As of 11am today the public have donated £640,000 to our Haiti appeal, which is truly amazing (and got a round of applause at our emergency meeting in the London office this morning). A huge thank you to everyone who has donated so far.
We’re working hard to make your donations count but I’ve heard today about some of the problems our staff are still facing once they manage to get into the country (like Hannah, who’s been blogging, and Jon, who’s been sending phonecasts in by satellite phone).
All experienced aid agencies are careful not to create problems by taking a lot of aid out onto the streets, dropping it from helicopters or the backs of trucks. Although people need to see that help’s getting through, it’s important to make sure it gets to those who need it most, not just the strongest who can fight for it. Some residents giving interviews may not even realise that aid is already reaching them through hospitals or other official channels.

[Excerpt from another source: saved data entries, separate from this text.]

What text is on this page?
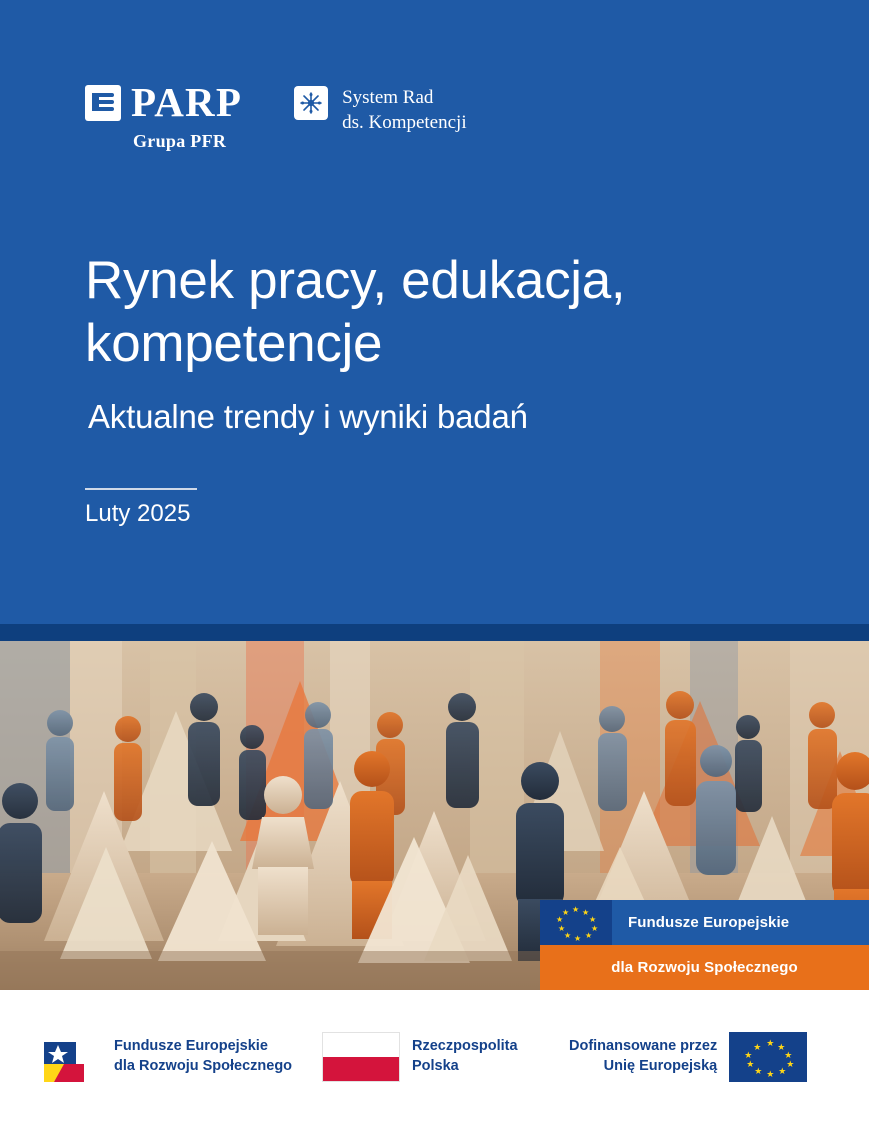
PARP
Grupa PFR
System Rad
ds. Kompetencji
Rynek pracy, edukacja, kompetencje
Aktualne trendy i wyniki badań
Luty 2025
★ ★
★
★
★
★
★
★
★
★
Fundusze Europejskie
dla Rozwoju Społecznego
Fundusze Europejskie
dla Rozwoju Społecznego
Rzeczpospolita
Polska
Dofinansowane przez
Unię Europejską
★ ★
★
★
★
★
★
★
★
★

There are real dangers here, even for the children who survived the quake. Many have been separated from their families and are alone and at risk of abuse and trafficking – not to mention outbreaks of disease. Protecting them will mean a lot of hard work. But our teams haven’t, as yet, encountered first-hand the violence being reported in the news. Although damage to buildings has meant some prisoners have broken out, the majority of citizens here are law-abiding, and part of what our staff can do is talk to them about what aid is on its way, and explain what the delays are.
It’s true that Save the Children hasn’t faced conditions as tough as this during a response for some time, but we have experienced them – and, with 25 years’ experience of working in Haiti we’re well-placed to find the best ways to respond. Most insecurity and violence tends to be in the centre, for instance, and by looking at the bigger picture we can more easily help those outside the worst-affected epicentre – we’re already running camps for people who’ve had to leave their homes and go outside the earthquake-affected area.
So aid is reaching people, and hard work on a huge scale will bring more and more help in over the next days and weeks. Helping people recover here will take not just weeks or months, but years, so please do keep giving what you can.